Et si l’électricité fonctionnait comme le Wi-Fi ou les réseaux de téléphonie mobile ? Si tout appareil électrique pouvait être alimenté à distance et sans câble ? Si le principe de pile électrique disparaissait pour de bon ? L’électricité sans fil, c’est pour bientôt et ça pourrait changer nos vies.

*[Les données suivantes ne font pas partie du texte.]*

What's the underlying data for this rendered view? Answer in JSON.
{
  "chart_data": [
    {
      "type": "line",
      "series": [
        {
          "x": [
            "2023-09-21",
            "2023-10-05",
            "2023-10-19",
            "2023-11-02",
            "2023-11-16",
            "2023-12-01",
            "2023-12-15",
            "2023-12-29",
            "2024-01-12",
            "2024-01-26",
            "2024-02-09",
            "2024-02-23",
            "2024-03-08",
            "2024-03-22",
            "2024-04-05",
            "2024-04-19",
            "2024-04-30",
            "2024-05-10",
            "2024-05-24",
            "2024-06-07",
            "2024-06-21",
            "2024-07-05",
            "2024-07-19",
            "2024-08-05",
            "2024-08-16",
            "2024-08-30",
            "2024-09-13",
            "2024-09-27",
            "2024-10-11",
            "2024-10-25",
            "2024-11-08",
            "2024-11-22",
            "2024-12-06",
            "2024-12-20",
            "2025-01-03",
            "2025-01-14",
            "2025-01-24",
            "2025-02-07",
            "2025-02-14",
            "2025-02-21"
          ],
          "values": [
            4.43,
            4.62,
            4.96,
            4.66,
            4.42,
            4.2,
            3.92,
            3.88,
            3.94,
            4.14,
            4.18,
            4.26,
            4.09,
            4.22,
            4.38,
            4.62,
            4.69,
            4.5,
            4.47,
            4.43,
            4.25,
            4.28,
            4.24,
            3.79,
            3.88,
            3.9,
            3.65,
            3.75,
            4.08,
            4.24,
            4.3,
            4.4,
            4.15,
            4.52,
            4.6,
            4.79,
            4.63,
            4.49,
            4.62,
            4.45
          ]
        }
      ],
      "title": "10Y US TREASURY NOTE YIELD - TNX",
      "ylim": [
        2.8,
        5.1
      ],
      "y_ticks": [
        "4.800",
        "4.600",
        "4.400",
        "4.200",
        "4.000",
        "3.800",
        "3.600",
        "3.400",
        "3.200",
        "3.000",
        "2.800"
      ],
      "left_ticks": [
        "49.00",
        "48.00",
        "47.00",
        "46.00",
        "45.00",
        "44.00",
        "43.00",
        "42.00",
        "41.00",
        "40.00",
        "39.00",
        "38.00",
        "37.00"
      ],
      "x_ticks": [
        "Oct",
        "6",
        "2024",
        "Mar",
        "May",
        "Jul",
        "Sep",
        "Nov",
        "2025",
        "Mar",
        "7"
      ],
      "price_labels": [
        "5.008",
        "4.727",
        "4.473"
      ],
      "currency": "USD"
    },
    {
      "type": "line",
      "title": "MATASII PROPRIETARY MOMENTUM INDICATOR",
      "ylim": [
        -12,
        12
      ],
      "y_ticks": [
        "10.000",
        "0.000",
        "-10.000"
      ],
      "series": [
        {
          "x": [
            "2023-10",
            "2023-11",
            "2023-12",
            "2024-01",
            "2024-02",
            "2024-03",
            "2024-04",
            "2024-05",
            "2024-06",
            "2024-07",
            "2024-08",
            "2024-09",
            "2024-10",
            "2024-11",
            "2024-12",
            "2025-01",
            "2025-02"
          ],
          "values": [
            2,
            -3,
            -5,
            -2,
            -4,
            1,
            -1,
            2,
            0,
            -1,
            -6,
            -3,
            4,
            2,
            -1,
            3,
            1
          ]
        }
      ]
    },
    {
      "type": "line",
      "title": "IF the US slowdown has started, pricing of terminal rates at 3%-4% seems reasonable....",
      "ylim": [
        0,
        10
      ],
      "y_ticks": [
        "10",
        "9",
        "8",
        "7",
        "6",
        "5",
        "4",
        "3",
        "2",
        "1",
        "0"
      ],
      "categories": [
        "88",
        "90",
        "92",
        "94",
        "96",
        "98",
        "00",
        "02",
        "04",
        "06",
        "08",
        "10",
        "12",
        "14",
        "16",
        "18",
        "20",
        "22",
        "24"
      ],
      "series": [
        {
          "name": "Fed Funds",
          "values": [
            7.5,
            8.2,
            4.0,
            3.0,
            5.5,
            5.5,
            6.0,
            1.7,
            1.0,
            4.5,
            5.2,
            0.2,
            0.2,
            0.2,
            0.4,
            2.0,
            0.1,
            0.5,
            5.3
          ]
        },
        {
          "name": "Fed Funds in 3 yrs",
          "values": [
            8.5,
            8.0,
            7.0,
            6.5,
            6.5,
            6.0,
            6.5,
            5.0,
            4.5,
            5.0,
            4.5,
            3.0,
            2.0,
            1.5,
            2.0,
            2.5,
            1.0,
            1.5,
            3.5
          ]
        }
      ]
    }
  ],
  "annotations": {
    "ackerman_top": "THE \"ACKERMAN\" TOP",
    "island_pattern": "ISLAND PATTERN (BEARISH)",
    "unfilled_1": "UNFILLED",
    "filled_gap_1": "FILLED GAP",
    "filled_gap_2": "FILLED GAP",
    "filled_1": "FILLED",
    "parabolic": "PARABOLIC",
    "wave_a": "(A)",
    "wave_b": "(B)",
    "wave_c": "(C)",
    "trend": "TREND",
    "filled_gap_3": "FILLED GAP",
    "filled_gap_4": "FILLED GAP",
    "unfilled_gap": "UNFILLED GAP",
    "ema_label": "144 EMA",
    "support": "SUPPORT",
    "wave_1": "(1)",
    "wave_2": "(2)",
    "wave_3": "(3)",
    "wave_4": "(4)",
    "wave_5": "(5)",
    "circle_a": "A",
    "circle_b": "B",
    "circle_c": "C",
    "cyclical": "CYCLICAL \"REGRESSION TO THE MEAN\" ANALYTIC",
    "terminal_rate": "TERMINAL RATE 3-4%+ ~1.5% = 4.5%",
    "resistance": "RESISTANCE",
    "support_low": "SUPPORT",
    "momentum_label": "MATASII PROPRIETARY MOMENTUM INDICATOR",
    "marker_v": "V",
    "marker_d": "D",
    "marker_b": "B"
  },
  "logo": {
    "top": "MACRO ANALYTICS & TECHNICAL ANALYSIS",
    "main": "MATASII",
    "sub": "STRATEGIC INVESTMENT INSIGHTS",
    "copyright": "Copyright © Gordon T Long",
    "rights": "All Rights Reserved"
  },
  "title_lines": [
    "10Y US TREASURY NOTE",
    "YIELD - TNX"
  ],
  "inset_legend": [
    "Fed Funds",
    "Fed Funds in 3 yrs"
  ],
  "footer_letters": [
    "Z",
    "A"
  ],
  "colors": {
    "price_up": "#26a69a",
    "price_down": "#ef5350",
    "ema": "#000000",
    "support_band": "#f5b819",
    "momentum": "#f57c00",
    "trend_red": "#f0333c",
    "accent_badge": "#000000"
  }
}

Moonshots est un nouveau rendez-vous sur Clubic qui vise à vous faire découvrir ou mieux connaître des technologies et des projets innovants, ultra-ambitieux et futuristes — mais qui pourraient changer beaucoup de choses. Idées improbables, innovations de rupture et solutions crédibles : de quoi faire (un peu) rêver à un monde meilleur, un mercredi sur deux.
On connaît la recharge sans fil, bien sûr. Mais c’est du « sans fil de proximité » : le standard Qi, qui fonctionne en principe jusqu’à 4 cm, est davantage un petit confort pour l’usager qu’une évolution majeure. L’action de brancher et débrancher un câble disparaît, mais prises et câbles, pas vraiment. Et l’obligation de poser ses appareils électroniques à un endroit très précis pour les recharger ne fait pas gagner en liberté de mouvement.
En matière de recharge sans fil, on peut aller beaucoup plus loin. C’est le cas de le dire, puisque il existe déjà des technologies autorisant une portée de quelques mètres, voire bien davantage. Et là, ça change tout.
Ruée vers le sans fil
Certes, parler « d’électricité sans fil » est un abus de langage. Il ne s’agira jamais « d’électrifier l’air » (et de risquer l’électrocution à chaque fois qu’on ouvre une porte...). Mais plusieurs pistes prometteuses sont explorées pour rendre l’électricité utilisable à distance. Presque de la « télé-électricité », en somme.
Au moins trois entreprises, toutes américaines, travaillent depuis une dizaine d’années sur l’utilisation de radio-fréquences pour offrir des solutions de recharge sans fil innovantes. PowerCast développe PowerSpot depuis 2007, Ossia a présentée Cota Real Wireless Power en 2013, tandis que Energous, fondée en 2013, a mis au point WattUp.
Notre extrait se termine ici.